More and more product managers and advertisers are now realising that the scope of kids in buying decisions is far more. From pester power they have now evolved into informed and intelligent conduits of decision making. Marketers with a penchant for labelling have come up with yet another P: "Participatory", where the child is an important partner in the buying decision process. Brand consultant Harish Bijoor says it's quite remarkable that kids today, even as small as 9-10 years old, are becoming key decision-support systems for family buys. "Tell them the product and they can come up with brands, options, prices and the best deals to boot."

What is quite interesting is that apart from sectors that are directly related to them - like games, toys, apparel etc - children are also influencing categories that do not relate to them directly. Like which car to buy, their dad's mobile or even the cosmetics their mother uses. Gayatri Puri, a Delhi-based advocate says that very few buying decisions in her family are taken without the active involvement of her two sons Aehsas, 14, and Aakarsh, 9. "Often, they give us suggestions and bits of information about household products that leave us amazed," she says. (See 'Brands are important . So is performance' )

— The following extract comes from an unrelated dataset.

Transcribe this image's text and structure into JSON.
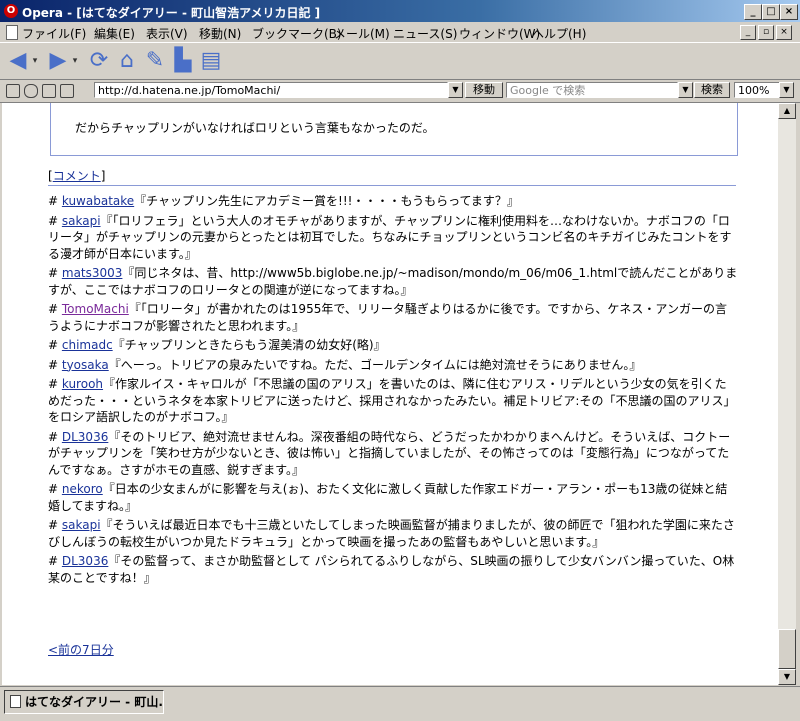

But then, should such awareness be surprising ? Brand pundits have, for some time now, been speaking about the KGOY generation - Kids Getting Older Younger. With early maturing and awareness comes opinion, which is encouraged and heard by parents. "The urban nuclear family relies on each other to accomplish tasks at home", says Sheetal Jayaraj of Bangalore-based marketing consultancy, Insight Instore. "Children today seamlessly merge the physical and digital. They learn early on how to heat their food when their parents are late from work, how to get the washing machine going and so on... this participation has an impact on the decision making process."

The impact is being acknowledged by product managers who are viewing families as "minidemocracies" where kids have an active say. Industry recognition of this trend is seen most visibly in advertising. "A number of automobile advertisements now include children," points out Richard Rekhy of consultancy firm, KPMG India. Many automobile companies are recognizing that buying decisions would be faster if kids are involved and are positioning their ads - some would say, quite cannily - on the desirability factor to influence the young. "With a car being a marker for style and status, children are not immune to the peer pressure of having to own the 'biggest and the best'", says Jayaraj.

The critical point, then, as more brand managers are realizing, is how to reach out to kids most effectively. "There are multiple brand communication strategies for children now," says Jayaraj. "These include prime time slots on kids channels, in-film promotions where the hero uses a particular brand of phone or drives a desired car. At the retail level, graphics play a huge role in adding desirability to the brand, in particular licensing agreements from the world of kids - like Cadbury and Ben 10 or Foodles and KungFu Panda."

The flip side, however, is that in the process, children may be getting drawn into consumerist tendencies that might go on to define their personality . "When I see young children making friends with only those who are familiar with top-notch brand names, I find it quite disturbing," says Rashmi Batra, a teacher at a leading public school in Delhi.